Highway 624 home to some of the worlds best fishing
It doesn’t take much effort to see what the primary occupation of the locals is when driving toward Hopedale. Signs advertising saltwater fishing charters hang out from waterside boat docks and piers like Spanish moss dripping from the Evangeline Oak.
Since Hopedale is only about a two-hour drive from my house, I have been on the hunt for some solid secrets that might help my son and I hook a few trout in the future.
Having made that ride to Hopedale recently, I thought I better write down some of the telephone numbers that were almost hitting me in the face so I could get some great fishing information in the future.
My timing was somewhat spectacular as I found several of the guides busily cleaning fish for their customers. A few didn’t mind at all that I invaded their dock with rapid-fire questions.
If I came across a dock that was barren because the fish had already been cleaned, I made a mental note to make a quick call within a few days. I didn’t want any stone left unturned, and I didn’t want any secret that could help me score some fish go undiscovered.

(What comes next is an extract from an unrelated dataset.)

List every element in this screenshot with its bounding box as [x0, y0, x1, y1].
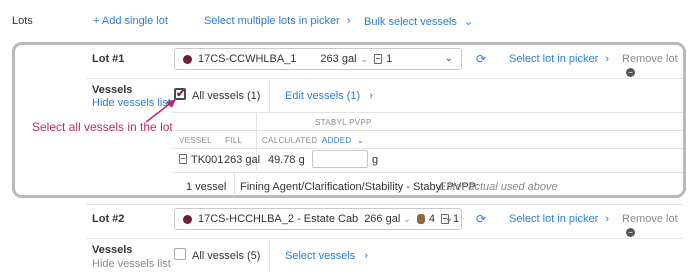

One thing I learned about most of the guides from Shell Beach to Hopedale is that they love to talk. They didn’t just talk about fishing. Some whom I knew already made sure to ask about how my momma was doing. Others provided lagniappe advice about wearing pants in this part of the world when they saw my bare legs and sandals.
One guide told me a story about how a fellow trying to get to Delacroix got turned around and wound up at the Breton Sound Marina.

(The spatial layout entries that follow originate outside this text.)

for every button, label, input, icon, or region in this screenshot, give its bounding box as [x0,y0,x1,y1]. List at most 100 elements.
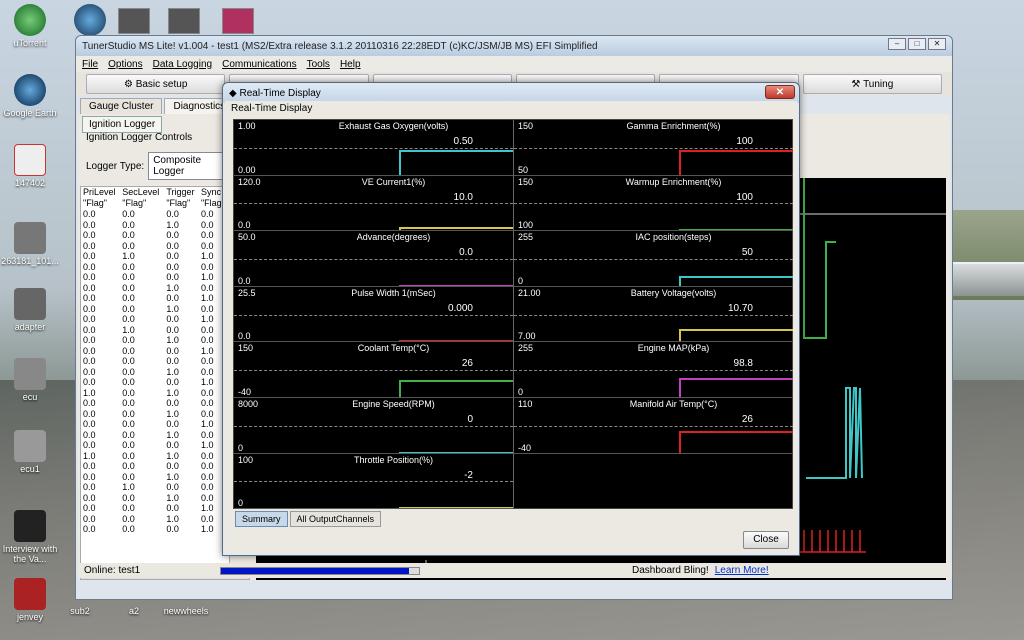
table-cell: 0.0 [166,261,179,272]
desktop-icon-newwheels[interactable]: newwheels [156,606,216,616]
dialog-close-icon[interactable]: ✕ [765,85,795,99]
close-button[interactable]: Close [743,531,789,549]
desktop-icon-adapter[interactable]: adapter [0,288,60,332]
menu-options[interactable]: Options [108,59,142,70]
table-row[interactable]: 0.0 0.0 1.0 0.0 [81,335,229,346]
table-cell: 1.0 [166,513,179,524]
table-row[interactable]: 0.0 0.0 0.0 0.0 [81,230,229,241]
desktop-icon-263181[interactable]: 263181_101... [0,222,60,266]
table-cell: 0.0 [83,251,96,261]
table-row[interactable]: 0.0 0.0 0.0 1.0 [81,377,229,388]
table-row[interactable]: 1.0 0.0 1.0 0.0 [81,451,229,462]
desktop-thumbnail-2[interactable] [168,8,200,34]
table-row[interactable]: 0.0 0.0 0.0 1.0 [81,314,229,325]
table-row[interactable]: 0.0 0.0 1.0 0.0 [81,367,229,378]
desktop-icon-sub2[interactable]: sub2 [50,606,110,616]
menu-help[interactable]: Help [340,59,361,70]
table-cell: 0.0 [83,240,96,251]
table-cell: 1.0 [83,387,96,398]
table-row[interactable]: 0.0 0.0 0.0 0.0 [81,398,229,409]
menu-communications[interactable]: Communications [222,59,296,70]
close-icon[interactable]: ✕ [928,38,946,50]
desktop-icon-ecu[interactable]: ecu [0,358,60,402]
table-row[interactable]: 0.0 0.0 0.0 1.0 [81,503,229,514]
table-cell: 0.0 [122,408,135,419]
table-row[interactable]: 0.0 0.0 1.0 0.0 [81,409,229,420]
desktop-icon-147402[interactable]: 147402 [0,144,60,188]
table-cell: 0.0 [122,293,135,303]
table-cell: 1.0 [166,219,179,230]
tab-summary[interactable]: Summary [235,511,288,527]
table-row[interactable]: 0.0 0.0 1.0 0.0 [81,514,229,525]
table-row[interactable]: 0.0 0.0 0.0 1.0 [81,272,229,283]
table-row[interactable]: 0.0 0.0 0.0 1.0 [81,293,229,304]
desktop-icon-ecu1[interactable]: ecu1 [0,430,60,474]
table-row[interactable]: 0.0 0.0 0.0 1.0 [81,346,229,357]
table-cell: 0.0 [83,471,96,482]
table-cell: 0.0 [83,524,96,534]
tuning-button[interactable]: ⚒ Tuning [802,74,942,94]
table-row[interactable]: 0.0 0.0 0.0 1.0 [81,524,229,535]
table-row[interactable]: 0.0 0.0 1.0 0.0 [81,220,229,231]
table-row[interactable]: 0.0 0.0 0.0 0.0 [81,209,229,220]
gauge-min: 0.0 [238,275,251,286]
dialog-title-bar[interactable]: ◆ Real-Time Display [223,83,799,103]
desktop-icon-google-earth[interactable]: Google Earth [0,74,60,118]
tab-all-output-channels[interactable]: All OutputChannels [289,511,382,527]
desktop-icon-a2[interactable]: a2 [104,606,164,616]
table-row[interactable]: 0.0 0.0 1.0 0.0 [81,304,229,315]
log-table[interactable]: PriLevel SecLevel Trigger Sync "Flag" "F… [80,186,230,566]
gauge-min: -40 [518,442,532,453]
table-cell: 0.0 [122,209,135,219]
table-row[interactable]: 0.0 1.0 0.0 0.0 [81,482,229,493]
progress-fill [221,567,410,574]
gauge-midline [234,314,513,316]
tuning-icon: ⚒ [851,78,864,90]
menu-file[interactable]: File [82,59,98,70]
gauge-midline [514,314,793,316]
table-row[interactable]: 0.0 0.0 0.0 0.0 [81,461,229,472]
table-cell: 0.0 [166,324,179,335]
table-row[interactable]: 0.0 0.0 1.0 0.0 [81,493,229,504]
gauge-cell: 8000 0 Engine Speed(RPM) 0 [234,398,513,454]
table-row[interactable]: 0.0 0.0 1.0 0.0 [81,472,229,483]
table-cell: 0.0 [83,440,96,450]
table-cell: 0.0 [83,429,96,440]
desktop-thumbnail-1[interactable] [118,8,150,34]
table-cell: 0.0 [122,219,135,230]
table-row[interactable]: 0.0 0.0 0.0 0.0 [81,262,229,273]
menu-tools[interactable]: Tools [307,59,330,70]
table-cell: 0.0 [122,419,135,429]
tab-ignition-logger[interactable]: Ignition Logger [82,116,163,133]
logger-type-row: Logger Type: Composite Logger [86,152,231,180]
table-row[interactable]: 0.0 0.0 0.0 0.0 [81,356,229,367]
maximize-icon[interactable]: □ [908,38,926,50]
table-cell: 0.0 [166,345,179,356]
table-row[interactable]: 0.0 0.0 0.0 1.0 [81,440,229,451]
logger-type-select[interactable]: Composite Logger [148,152,231,180]
table-row[interactable]: 0.0 0.0 0.0 1.0 [81,419,229,430]
table-cell: 1.0 [122,482,135,492]
gauge-title: VE Current1(%) [361,176,426,187]
internet-explorer-icon[interactable] [60,4,120,38]
gauge-title: Engine Speed(RPM) [352,399,435,409]
table-row[interactable]: 0.0 0.0 0.0 0.0 [81,241,229,252]
table-row[interactable]: 1.0 0.0 1.0 0.0 [81,388,229,399]
desktop-thumbnail-3[interactable] [222,8,254,34]
basic-setup-button[interactable]: ⚙ Basic setup [86,74,226,94]
gauge-min: 0 [238,498,244,509]
table-row[interactable]: 0.0 0.0 1.0 0.0 [81,283,229,294]
gauge-row-divider [234,508,513,510]
gauge-title: Exhaust Gas Oxygen(volts) [338,121,449,131]
learn-more-link[interactable]: Learn More! [715,565,769,576]
table-row[interactable]: 0.0 0.0 1.0 0.0 [81,430,229,441]
menu-data-logging[interactable]: Data Logging [153,59,213,70]
table-cell: 0.0 [166,398,179,408]
table-row[interactable]: 0.0 1.0 0.0 0.0 [81,325,229,336]
desktop-icon-utorrent[interactable]: uTorrent [0,4,60,48]
table-cell: 0.0 [83,303,96,314]
minimize-icon[interactable]: – [888,38,906,50]
table-row[interactable]: 0.0 1.0 0.0 1.0 [81,251,229,262]
window-title-bar[interactable]: TunerStudio MS Lite! v1.004 - test1 (MS2… [76,36,952,56]
desktop-icon-interview[interactable]: Interview with the Va... [0,510,60,564]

“Is this the End of the World?” he asked.
“Nope,” the guide retorted. “It’s the beginning.”
A few guides tried hard to hold on to their secrets. I wasn’t deterred by their bullish ways, though. I might not have been a covert counter-terrorism operative when I was in the military, but I had ways of making them talk.

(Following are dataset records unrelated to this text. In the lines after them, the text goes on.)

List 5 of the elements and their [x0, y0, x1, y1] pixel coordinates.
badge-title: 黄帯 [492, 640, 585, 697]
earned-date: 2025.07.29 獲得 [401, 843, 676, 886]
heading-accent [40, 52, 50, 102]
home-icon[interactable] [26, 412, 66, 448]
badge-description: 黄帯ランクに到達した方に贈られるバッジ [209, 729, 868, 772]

Actually, the Shell Beach and Hopedale area can be considered a beginning, or a launch pad, if you will, to what Specks author Todd Masson called, “some of the best speckled trout fishing in the entire world.”
What Masson didn’t mention in his book because it wasn’t titled Redfish was that is also offers some of the best redfish action in the entire world, too. With the opportunity to catch loads of trout and bull reds on any given day, it’s no wonder so many anglers are looking for any little tip they can get to help them do just that.
As Masson mentioned in Specks, anglers in this region of Southeast Louisiana have had to deal with a constant state of change beginning with the construction of the MRGO and followed by the completion of the diversion canal at Caernarvon.
It takes an angler who is constantly on the water to learn how to deal with the cyclic nature of the fishing in eastern St. Bernard Parish. They have put in the work to learn the secrets. I have put in the work to get them to talk. Now, you have to put in the work to turn their secrets into ice chests full of specks and reds.